Glaubt an Jesus und hört auf sein Wort! Ich sage dabei immer wieder und ganz bewusst „Jesus“. Es geht nicht um einen allgemeinen Glauben an Gott, um ein Fürwahrhalten seiner Existenz, um ein vages Hoffen auf seine Barmherzigkeit. Solchen vagen Glauben haben ja viele; es gibt kaum echte Atheisten. Und auch die Papstkirche zu Luthers Zeiten redete natürlich dauernd von Gott. Es ist aber das Verdienst Martin Luthers und der Reformation, gezeigt zu haben, dass dieser Gott ein menschliches Gesicht hat, ein liebevolles und barmherziges Gesicht, nämlich das Gesicht des Jesus von Nazareth. Wer einen gnädigen Gott finden will, der kommt um den Mann aus Nazareth nicht herum. „Niemand kommt zum Vater denn durch mich“, das hat er selbst von sich gesagt (Joh. 14,6). An Gottes Gerichtstag hilft es niemandem, darauf hinzuweisen, dass er an irgendein höheres Wesen geglaubt hat. Nur eines hilft dann: dass man zu Jesus gehört, dass man an ihn geglaubt hat, dass man in seinem Namen Vergebung der Sünden und damit die ewige Erlösung empfangen hat.
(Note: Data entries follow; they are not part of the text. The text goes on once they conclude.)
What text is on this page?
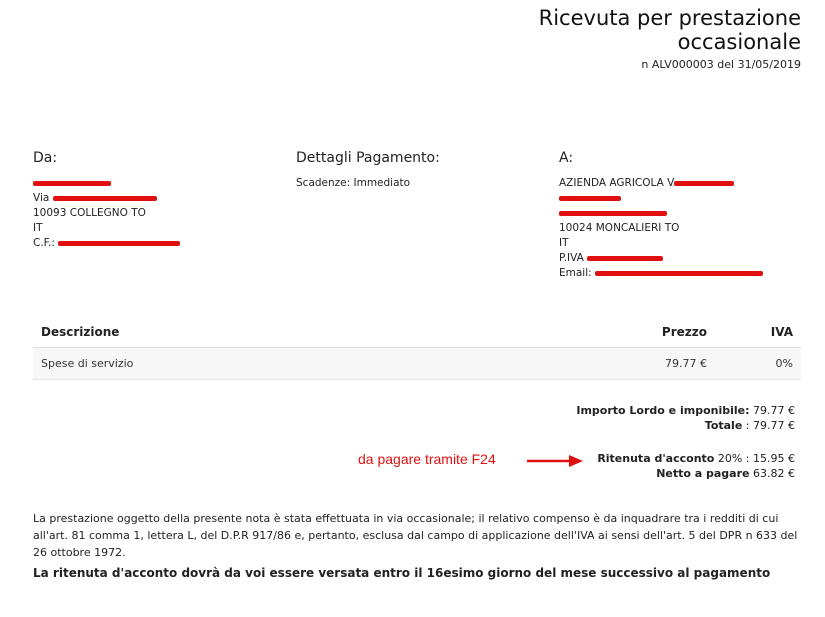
Ricevuta per prestazione occasionale
n ALV000003 del 31/05/2019
Da:
Via
10093 COLLEGNO TO
IT
C.F.:
Dettagli Pagamento:
Scadenze: Immediato
A:
AZIENDA AGRICOLA V
10024 MONCALIERI TO
IT
P.IVA
Email:
Descrizione	Prezzo	IVA
Spese di servizio	79.77 €	0%
Importo Lordo e imponibile: 79.77 €
Totale : 79.77 €
Ritenuta d'acconto 20% : 15.95 €
Netto a pagare 63.82 €
da pagare tramite F24
La prestazione oggetto della presente nota è stata effettuata in via occasionale; il relativo compenso è da inquadrare tra i redditi di cui all'art. 81 comma 1, lettera L, del D.P.R 917/86 e, pertanto, esclusa dal campo di applicazione dell'IVA ai sensi dell'art. 5 del DPR n 633 del 26 ottobre 1972.
La ritenuta d'acconto dovrà da voi essere versata entro il 16esimo giorno del mese successivo al pagamento
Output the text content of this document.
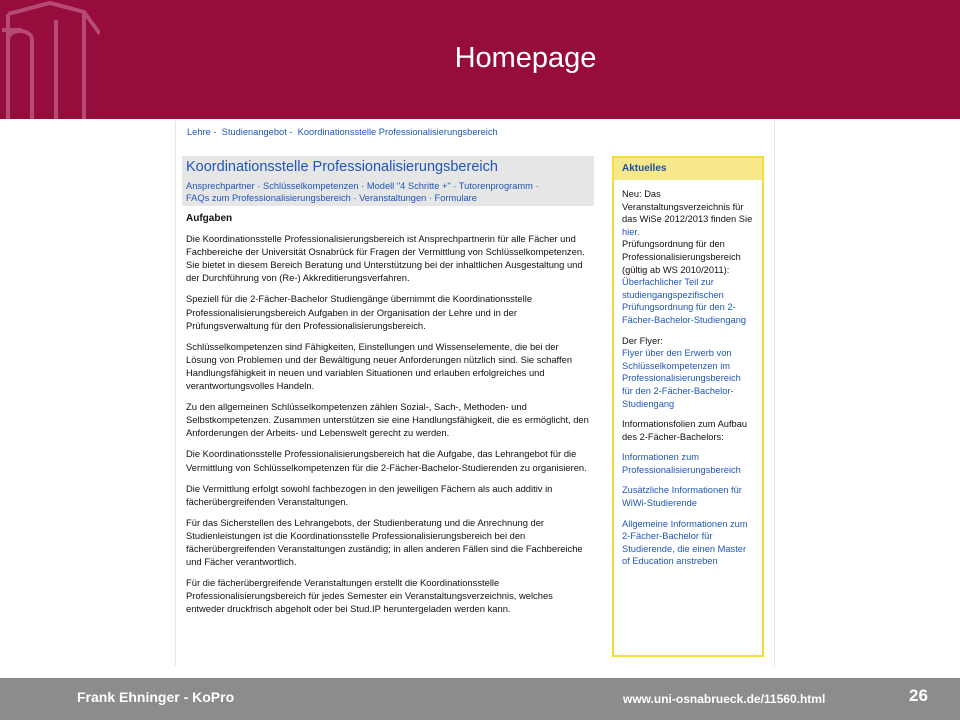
Homepage
Lehre -  Studienangebot -  Koordinationsstelle Professionalisierungsbereich
Koordinationsstelle Professionalisierungsbereich
Ansprechpartner · Schlüsselkompetenzen · Modell "4 Schritte +" · Tutorenprogramm ·
FAQs zum Professionalisierungsbereich · Veranstaltungen · Formulare
Aufgaben

Die Koordinationsstelle Professionalisierungsbereich ist Ansprechpartnerin für alle Fächer und Fachbereiche der Universität Osnabrück für Fragen der Vermittlung von Schlüsselkompetenzen. Sie bietet in diesem Bereich Beratung und Unterstützung bei der inhaltlichen Ausgestaltung und der Durchführung von (Re-) Akkreditierungsverfahren.

Speziell für die 2-Fächer-Bachelor Studiengänge übernimmt die Koordinationsstelle Professionalisierungsbereich Aufgaben in der Organisation der Lehre und in der Prüfungsverwaltung für den Professionalisierungsbereich.

Schlüsselkompetenzen sind Fähigkeiten, Einstellungen und Wissenselemente, die bei der Lösung von Problemen und der Bewältigung neuer Anforderungen nützlich sind. Sie schaffen Handlungsfähigkeit in neuen und variablen Situationen und erlauben erfolgreiches und verantwortungsvolles Handeln.

Zu den allgemeinen Schlüsselkompetenzen zählen Sozial-, Sach-, Methoden- und Selbstkompetenzen. Zusammen unterstützen sie eine Handlungsfähigkeit, die es ermöglicht, den Anforderungen der Arbeits- und Lebenswelt gerecht zu werden.

Die Koordinationsstelle Professionalisierungsbereich hat die Aufgabe, das Lehrangebot für die Vermittlung von Schlüsselkompetenzen für die 2-Fächer-Bachelor-Studierenden zu organisieren.

Die Vermittlung erfolgt sowohl fachbezogen in den jeweiligen Fächern als auch additiv in fächerübergreifenden Veranstaltungen.

Für das Sicherstellen des Lehrangebots, der Studienberatung und die Anrechnung der Studienleistungen ist die Koordinationsstelle Professionalisierungsbereich bei den fächerübergreifenden Veranstaltungen zuständig; in allen anderen Fällen sind die Fachbereiche und Fächer verantwortlich.

Für die fächerübergreifende Veranstaltungen erstellt die Koordinationsstelle Professionalisierungsbereich für jedes Semester ein Veranstaltungsverzeichnis, welches entweder druckfrisch abgeholt oder bei Stud.IP heruntergeladen werden kann.

Aktuelles
Neu: Das Veranstaltungsverzeichnis für das WiSe 2012/2013 finden Sie hier.
Prüfungsordnung für den Professionalisierungsbereich (gültig ab WS 2010/2011):
Überfachlicher Teil zur studiengangspezifischen Prüfungsordnung für den 2-Fächer-Bachelor-Studiengang
Der Flyer:
Flyer über den Erwerb von Schlüsselkompetenzen im Professionalisierungsbereich für den 2-Fächer-Bachelor-Studiengang
Informationsfolien zum Aufbau des 2-Fächer-Bachelors:
Informationen zum Professionalisierungsbereich
Zusätzliche Informationen für WiWi-Studierende
Allgemeine Informationen zum 2-Fächer-Bachelor für Studierende, die einen Master of Education anstreben
Frank Ehninger - KoPro	www.uni-osnabrueck.de/11560.html	26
Glaubt an Jesus und hört auf sein Wort! Ohne Gottes Wort, ohne die Bibel wird Jesus uns freilich unbekannt bleiben. Das Wort des Evangeliums, in der Bibel bezeugt und in der Kirche verkündigt, ist verlässlich. Es bringt die Kunde von Christi Erlösung zu uns und schafft zugleich als wirkkräftiges Schöpferwort den Glauben in unseren Herzen. Wer vor diesem Wort nicht flieht, wer seine Ohren nicht verstopft, wer mit seinen Gedanken bei der Predigt nicht abschweift, zu dem kommt der Heiland Jesus ins Herz durch dieses Wort. Darum ist auch so wichtig, dass wir dieses Wort hoch in Ehren halten und es zugleich unseren ständigen Begleiter durchs Leben sein lassen.
Glaubt an Jesus und hört auf sein Wort – damit ist das Hauptanliegen Luthers gesagt und der Hauptsinn des Reformationsfestes. „Reformation“ heißt wörtlich „Rückformung“; wir können auch „Rückbesinnung“ sagen. Es geht um die Rückbesinnung auf die eine entscheidende Antwort bei der Frage nach dem gnädigen Gott, die eine Antwort, die schon von Propheten und Aposteln gegeben wurde und die sich bis heute nicht geändert hat. Ein Wörtlein kann Satan fällen, den altbösen Feind, den Fürst dieser Welt, ein Wörtlein kann uns den Himmel aufschließen, und dieses Wörtlein heißt „Jesus“. Amen.